Her şeyin en hayırlı olanı hakkınızda gerçekleşsin niyazı ile efendim.
Çiğdem Seçkin Gürel
SAYIN BÜYÜĞÜMÜZ SABRİ TANDOĞAN’LA SOHBETLERDEN NOTLAR
-Efendim, yemeğin adaplarından birisinin de daha tam doymadan yemekten elini çekmek olduğu belirtiliyor. Bunda sade yemek olayı ile sınırlı olmayan ve insana manevi tekamül yolunda birçok kazanımlar sağlayacak sırlar vardır diye düşünebilir miyiz?
-Tabi yavrum. Zaten biliyorsun bir Hadis-i Şerif’te herşeyin hayırlısı orta yolda olanıdır.” Buyruluyor. Sade bu konuda değil hangi konuda olsun biz hep orta yolu tercih edeceğiz.
-Efendim, ıslah edebilmek için sürekli nefsle didişilmesini de doğru bulmuyorsunuz, değil mi?
- Öyle yavrum.

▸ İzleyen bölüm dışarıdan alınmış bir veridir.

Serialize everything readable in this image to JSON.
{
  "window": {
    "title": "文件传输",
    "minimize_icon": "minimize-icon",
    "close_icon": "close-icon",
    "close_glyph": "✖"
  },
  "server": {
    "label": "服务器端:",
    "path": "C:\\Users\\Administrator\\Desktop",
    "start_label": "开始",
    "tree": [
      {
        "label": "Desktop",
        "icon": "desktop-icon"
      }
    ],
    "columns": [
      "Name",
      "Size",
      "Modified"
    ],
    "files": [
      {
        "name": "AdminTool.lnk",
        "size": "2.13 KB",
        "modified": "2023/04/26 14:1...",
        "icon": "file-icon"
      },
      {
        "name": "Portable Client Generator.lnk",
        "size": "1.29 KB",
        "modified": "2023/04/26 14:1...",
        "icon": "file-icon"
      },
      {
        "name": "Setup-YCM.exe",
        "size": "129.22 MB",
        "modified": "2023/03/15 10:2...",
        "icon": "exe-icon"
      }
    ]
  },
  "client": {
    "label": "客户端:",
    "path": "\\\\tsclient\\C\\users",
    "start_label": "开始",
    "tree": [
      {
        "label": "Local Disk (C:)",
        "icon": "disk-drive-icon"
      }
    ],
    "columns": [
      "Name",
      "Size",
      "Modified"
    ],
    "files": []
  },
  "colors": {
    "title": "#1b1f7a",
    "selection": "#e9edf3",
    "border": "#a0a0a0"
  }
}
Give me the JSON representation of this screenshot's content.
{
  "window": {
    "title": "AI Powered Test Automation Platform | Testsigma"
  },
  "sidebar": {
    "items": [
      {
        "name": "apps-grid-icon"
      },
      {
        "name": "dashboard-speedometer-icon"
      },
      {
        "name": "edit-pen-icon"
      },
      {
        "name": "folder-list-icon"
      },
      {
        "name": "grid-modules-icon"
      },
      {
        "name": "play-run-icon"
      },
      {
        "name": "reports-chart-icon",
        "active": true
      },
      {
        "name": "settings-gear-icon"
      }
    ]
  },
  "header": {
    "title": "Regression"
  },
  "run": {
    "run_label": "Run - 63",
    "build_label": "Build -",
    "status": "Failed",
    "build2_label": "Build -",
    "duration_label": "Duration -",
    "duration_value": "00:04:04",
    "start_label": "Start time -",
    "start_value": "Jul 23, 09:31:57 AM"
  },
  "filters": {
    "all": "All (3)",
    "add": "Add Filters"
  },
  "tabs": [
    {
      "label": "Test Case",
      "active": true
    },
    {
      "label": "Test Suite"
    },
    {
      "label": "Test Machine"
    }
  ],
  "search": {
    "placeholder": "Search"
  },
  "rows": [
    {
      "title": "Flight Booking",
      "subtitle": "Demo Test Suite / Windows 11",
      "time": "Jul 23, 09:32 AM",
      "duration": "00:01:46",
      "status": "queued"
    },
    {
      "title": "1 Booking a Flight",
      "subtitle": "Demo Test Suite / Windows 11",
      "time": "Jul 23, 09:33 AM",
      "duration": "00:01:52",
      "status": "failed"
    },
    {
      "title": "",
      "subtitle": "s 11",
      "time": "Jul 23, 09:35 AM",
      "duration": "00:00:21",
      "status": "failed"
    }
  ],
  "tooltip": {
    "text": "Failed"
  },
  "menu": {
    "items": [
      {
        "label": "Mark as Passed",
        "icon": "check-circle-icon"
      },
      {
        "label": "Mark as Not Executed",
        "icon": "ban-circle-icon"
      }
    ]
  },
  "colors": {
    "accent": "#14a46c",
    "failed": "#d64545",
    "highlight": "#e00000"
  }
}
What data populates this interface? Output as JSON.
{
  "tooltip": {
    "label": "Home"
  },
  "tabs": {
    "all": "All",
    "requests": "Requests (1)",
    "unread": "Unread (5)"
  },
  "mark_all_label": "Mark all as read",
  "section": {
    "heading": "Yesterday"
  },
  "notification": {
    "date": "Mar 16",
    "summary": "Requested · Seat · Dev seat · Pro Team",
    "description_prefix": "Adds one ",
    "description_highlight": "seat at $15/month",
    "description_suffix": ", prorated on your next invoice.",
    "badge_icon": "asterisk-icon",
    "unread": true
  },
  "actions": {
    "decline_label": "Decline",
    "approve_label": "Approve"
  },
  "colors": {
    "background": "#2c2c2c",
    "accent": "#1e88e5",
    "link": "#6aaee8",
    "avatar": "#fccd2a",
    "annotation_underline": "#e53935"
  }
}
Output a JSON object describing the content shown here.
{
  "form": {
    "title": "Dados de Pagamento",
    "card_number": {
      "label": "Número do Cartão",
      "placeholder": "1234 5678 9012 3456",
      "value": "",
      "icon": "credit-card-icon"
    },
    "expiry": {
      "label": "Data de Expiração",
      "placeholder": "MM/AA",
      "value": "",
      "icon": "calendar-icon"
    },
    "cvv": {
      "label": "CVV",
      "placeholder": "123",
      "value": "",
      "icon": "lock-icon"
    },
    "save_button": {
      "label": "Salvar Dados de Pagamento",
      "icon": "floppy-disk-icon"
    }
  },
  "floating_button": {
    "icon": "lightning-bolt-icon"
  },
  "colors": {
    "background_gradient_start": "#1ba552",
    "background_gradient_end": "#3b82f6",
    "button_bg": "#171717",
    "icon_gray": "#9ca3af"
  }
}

Her konuda en iyisi orta yolda olmaktır.
***
-Efendim, yıllar önce bir televizyon sohbetinizde eşiniz Rana Hanım’ın size hayatınızda bir kere bile olsa abdestsiz çorba içirmediğini anlatmıştınız. Orada Rana Hanım’ın bir derviş edebiyle abdestsiz hazırlanmış bir çorbanın size sunulmasına gönlünün razı olmadığını mı yoksa sofraya oturulduğunda sizin de kendisinin de abdestli olmanız konusunda hassas olduğunu mu kastetmiştiniz?
-Yavrum, Rana bana bir kez olsun abdetsiz olarak çorba pişirmemiştir. Yemek hazırlarken abdestli olmaya çok önem verirdi, nur içinde yatsın.
***
(Bugün muzipliğimiz üzerimizde)
-Efendim, siz Rana Hanım’ı görür görmez onunla evlenmeyi kafanıza koymuşsunuz. Peki, Rana Hanım sizi ilk gördüğü zaman ne düşündü acaba?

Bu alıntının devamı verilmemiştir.